The government of the worlds is implemented through the letters.
The Sefirot are thought-level preparations. For thought to become actuality, it must enter the category of letters — a separate root, the executive faculty.
Op. 14–17 told you what the cosmic configuration is. Op. 18 opens a new section unit (Letters and Names, Op. 18–23) asking how the configuration becomes operational. The answer introduces a distinction that runs through the rest of the book: thought (the Sefirot as configured) and letters (the executive instrument). Without letters, nothing comes from thought into actual existence.

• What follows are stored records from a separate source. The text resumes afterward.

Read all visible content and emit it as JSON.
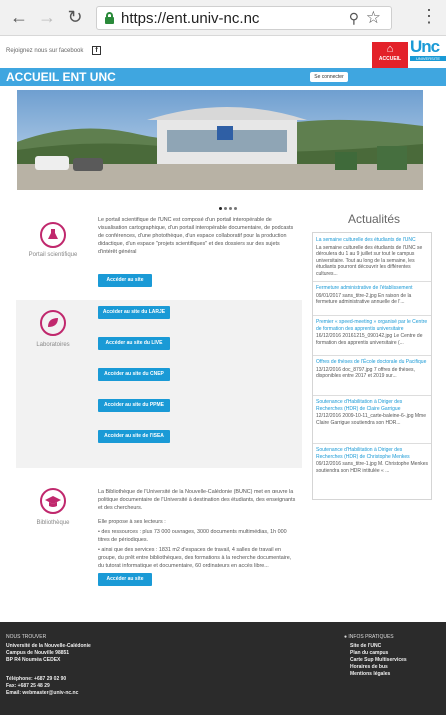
{
  "browser": {
    "url": "https://ent.univ-nc.nc"
  },
  "topbar": {
    "facebook_text": "Rejoignez nous sur facebook",
    "accueil_label": "ACCUEIL",
    "logo_text": "Unc",
    "logo_sub": "UNIVERSITE"
  },
  "header": {
    "title": "ACCUEIL ENT UNC",
    "login_label": "Se connecter"
  },
  "portail": {
    "label": "Portail scientifique",
    "text": "Le portail scientifique de l'UNC est composé d'un portail interopérable de visualisation cartographique, d'un portail interopérable documentaire, de podcasts de conférences, d'une photothèque, d'un espace collaboratif pour la production didactique, d'un espace \"projets scientifiques\" et des dossiers sur des sujets d'intérêt général",
    "button": "Accéder au site"
  },
  "labos": {
    "label": "Laboratoires",
    "buttons": [
      "Accéder au site du LARJE",
      "Accéder au site du LIVE",
      "Accéder au site du CNEP",
      "Accéder au site du PPME",
      "Accéder au site de l'ISEA"
    ]
  },
  "biblio": {
    "label": "Bibliothèque",
    "intro": "La Bibliothèque de l'Université de la Nouvelle-Calédonie (BUNC) met en œuvre la politique documentaire de l'Université à destination des étudiants, des enseignants et des chercheurs.",
    "propose": "Elle propose à ses lecteurs :",
    "bullet1": "des ressources : plus 73 000 ouvrages, 3000 documents multimédias, 1h 000 titres de périodiques.",
    "bullet2": "ainsi que des services : 1831 m2 d'espaces de travail, 4 salles de travail en groupe, du prêt entre bibliothèques, des formations à la recherche documentaire, du tutorat informatique et documentaire, 60 ordinateurs en accès libre...",
    "button": "Accéder au site"
  },
  "news": {
    "title": "Actualités",
    "items": [
      {
        "title": "La semaine culturelle des étudiants de l'UNC",
        "desc": "La semaine culturelle des étudiants de l'UNC se déroulera du 1 au 9 juillet sur tout le campus universitaire. Tout au long de la semaine, les étudiants pourront découvrir les différentes cultures..."
      },
      {
        "title": "Fermeture administrative de l'établissement",
        "desc": "09/01/2017 sans_titre-2.jpg En raison de la fermeture administrative annuelle de l'..."
      },
      {
        "title": "Premier « speed-meeting » organisé par le Centre de formation des apprentis universitaire",
        "desc": "16/12/2016 20161215_090142.jpg Le Centre de formation des apprentis universitaire (..."
      },
      {
        "title": "Offres de thèses de l'École doctorale du Pacifique",
        "desc": "13/12/2016 doc_8797.jpg 7 offres de thèses, disponibles entre 2017 et 2019 sur..."
      },
      {
        "title": "Soutenance d'Habilitation à Diriger des Recherches (HDR) de Claire Garrigue",
        "desc": "12/12/2016 2009-10-11_carte-baleine-6-.jpg Mme Claire Garrigue soutiendra son HDR..."
      },
      {
        "title": "Soutenance d'Habilitation à Diriger des Recherches (HDR) de Christophe Menkes",
        "desc": "09/12/2016 sans_titre-1.jpg M. Christophe Menkes soutiendra son HDR intitulée « ..."
      }
    ]
  },
  "footer": {
    "find_us_heading": "NOUS TROUVER",
    "find_us_lines": [
      "Université de la Nouvelle-Calédonie",
      "Campus de Nouville 98851",
      "BP R4 Nouméa CEDEX"
    ],
    "contact_lines": [
      "Téléphone: +687 29 02 90",
      "Fax: +687 25 48 29",
      "Email: webmaster@univ-nc.nc"
    ],
    "info_heading": "INFOS PRATIQUES",
    "info_lines": [
      "Site de l'UNC",
      "Plan du campus",
      "Carte Sup Multiservices",
      "Horaires de bus",
      "Mentions légales"
    ]
  }
}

The analogy Klach uses is the human one. A thought in your mind cannot reach another person until it is cast in language. The thought is real, but it is interior; until it becomes spoken or written, it has no operational effect. The same is true at the cosmic scale. The Sefirot, as configured, are interior — preparations on the level of thought. For the thought to act — for actual creation to come into being, for governance to reach the lower realms — the configuration must enter the category of letters.
Letters are a separate root, produced by a separate radiation. They are not the same kind of thing as the Sefirot; they are the executive faculty by which thought becomes act. The biblical anchor is Psalms 33:6: and through the word of God the heavens were made. The heavens are made by speech — and speech is letters.

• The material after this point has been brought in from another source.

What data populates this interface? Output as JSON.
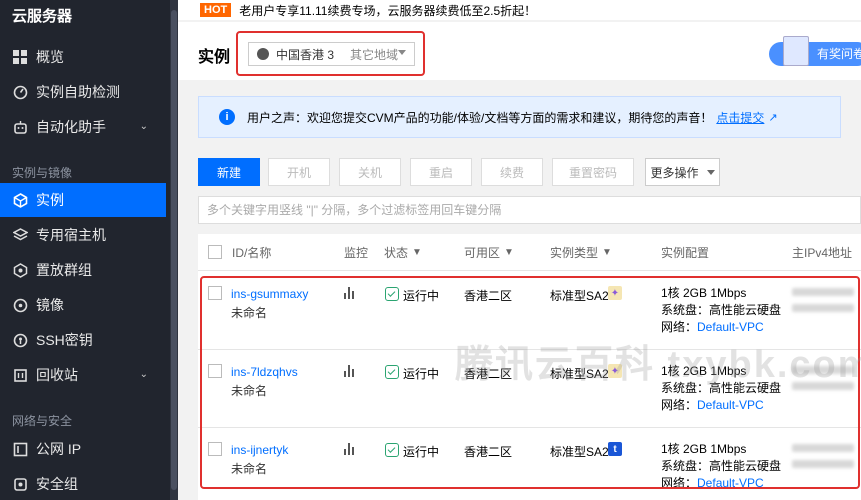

This sets up a structural feature of the cosmic government that becomes important much later. Adam Kadmon (the first ordered emanation, named at Op. 31) is the thought; the letters are how the thought speaks itself into being. The cosmic plan is therefore both a configuration of thought and a system of speech-acts; the two together produce actuality.
Op. 19–23 will unfold the letters doctrine: 22 letters as the alphabet of creation; combinations of CHaDaR (Kindness/Judgment/Mercy); the four expansions of the Four-Letter Name; the holy Names; the whole Torah is the Names of the Holy One blessed be He (Op. 23). The thought-vs.-action distinction Op. 18 introduces is the structural ground of every later operational claim about how the cosmic government acts.